Asked what leaders in Ottawa might think, Lagasse noted, “The reaction is muted at the moment. A lot will depend on the kinds of decisions that the king makes about his role and the Crown’s presence in the realms. If the king courts controversy, that will cause concern. At the moment, though, it is too early to tell.”

Political scientist David Johnson of Cape Breton University in Nova Scotia said whether or not to retain the monarchy is a topic of discussion.

“Some Canadians said, ‘We don’t get to vote on this? We don’t get a say in what happens?’ The answer is no, we don’t get a say in this,” Johnson told VOA. “The monarchy is the natural default mode to the Canadian constitution. If we want to change that we have to rip out the hardware and software and put in new hardware and software.”

He added that republicans outnumber monarchists but that many Canadians are indifferent.

“The problem for the republican movement is to mobilize and work toward a constitutional amendment and that is difficult,” Johnson said. “There has never been a prime minister or premier who came to power on an abolition platform, not even [in] Quebec.”
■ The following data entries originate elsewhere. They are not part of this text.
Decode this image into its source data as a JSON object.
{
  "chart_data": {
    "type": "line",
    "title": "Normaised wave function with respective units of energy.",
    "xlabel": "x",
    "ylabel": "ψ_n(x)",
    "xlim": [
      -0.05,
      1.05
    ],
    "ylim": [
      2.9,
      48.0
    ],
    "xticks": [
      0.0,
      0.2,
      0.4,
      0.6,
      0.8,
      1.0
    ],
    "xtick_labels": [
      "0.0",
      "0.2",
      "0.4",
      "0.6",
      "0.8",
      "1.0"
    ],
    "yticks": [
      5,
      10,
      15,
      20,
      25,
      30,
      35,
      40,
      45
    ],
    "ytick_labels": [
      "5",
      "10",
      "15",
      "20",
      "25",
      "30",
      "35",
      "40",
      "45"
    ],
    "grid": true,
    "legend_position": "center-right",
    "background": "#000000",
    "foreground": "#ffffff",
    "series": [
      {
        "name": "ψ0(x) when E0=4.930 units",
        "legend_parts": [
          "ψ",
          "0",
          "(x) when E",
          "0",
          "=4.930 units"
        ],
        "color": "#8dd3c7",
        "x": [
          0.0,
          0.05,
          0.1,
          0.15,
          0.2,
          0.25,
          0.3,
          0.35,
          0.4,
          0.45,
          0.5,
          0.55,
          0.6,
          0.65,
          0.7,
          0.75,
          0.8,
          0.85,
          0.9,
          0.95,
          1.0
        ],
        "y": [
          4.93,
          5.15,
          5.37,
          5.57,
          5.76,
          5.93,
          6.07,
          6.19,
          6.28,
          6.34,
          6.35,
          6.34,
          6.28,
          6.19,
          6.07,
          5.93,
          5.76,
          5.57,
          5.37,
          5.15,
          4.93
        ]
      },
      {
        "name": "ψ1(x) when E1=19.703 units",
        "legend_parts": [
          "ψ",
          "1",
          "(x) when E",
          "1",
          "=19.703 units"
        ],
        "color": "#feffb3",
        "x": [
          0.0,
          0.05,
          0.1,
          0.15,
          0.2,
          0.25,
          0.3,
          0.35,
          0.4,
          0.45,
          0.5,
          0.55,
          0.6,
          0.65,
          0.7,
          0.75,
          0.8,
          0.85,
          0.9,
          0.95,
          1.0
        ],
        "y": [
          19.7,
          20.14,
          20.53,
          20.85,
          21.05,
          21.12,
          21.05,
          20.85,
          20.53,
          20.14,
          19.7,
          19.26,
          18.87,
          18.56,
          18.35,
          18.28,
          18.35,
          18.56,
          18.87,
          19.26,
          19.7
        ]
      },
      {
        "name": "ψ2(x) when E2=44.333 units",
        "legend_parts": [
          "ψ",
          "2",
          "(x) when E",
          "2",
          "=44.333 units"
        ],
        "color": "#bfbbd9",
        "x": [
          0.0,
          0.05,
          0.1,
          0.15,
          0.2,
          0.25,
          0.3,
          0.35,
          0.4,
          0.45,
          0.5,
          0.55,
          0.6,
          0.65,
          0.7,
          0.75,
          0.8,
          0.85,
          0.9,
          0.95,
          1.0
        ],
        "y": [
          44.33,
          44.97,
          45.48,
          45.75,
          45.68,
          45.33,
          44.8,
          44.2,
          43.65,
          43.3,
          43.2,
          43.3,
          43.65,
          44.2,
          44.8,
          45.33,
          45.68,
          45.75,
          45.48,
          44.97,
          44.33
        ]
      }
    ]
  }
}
“The ascension of King Charles III to the throne does not change anything for Canada,” said Vismay Buch, a University of Toronto undergraduate student with an international relations focus. “He will be following the centuries-old tradition of the British Monarch being the Canadian Head of State.”

A poll in April found two-thirds of Canadians viewed Queen Elizabeth II favorably but that 51% did not favor Canada continuing as a constitutional monarchy.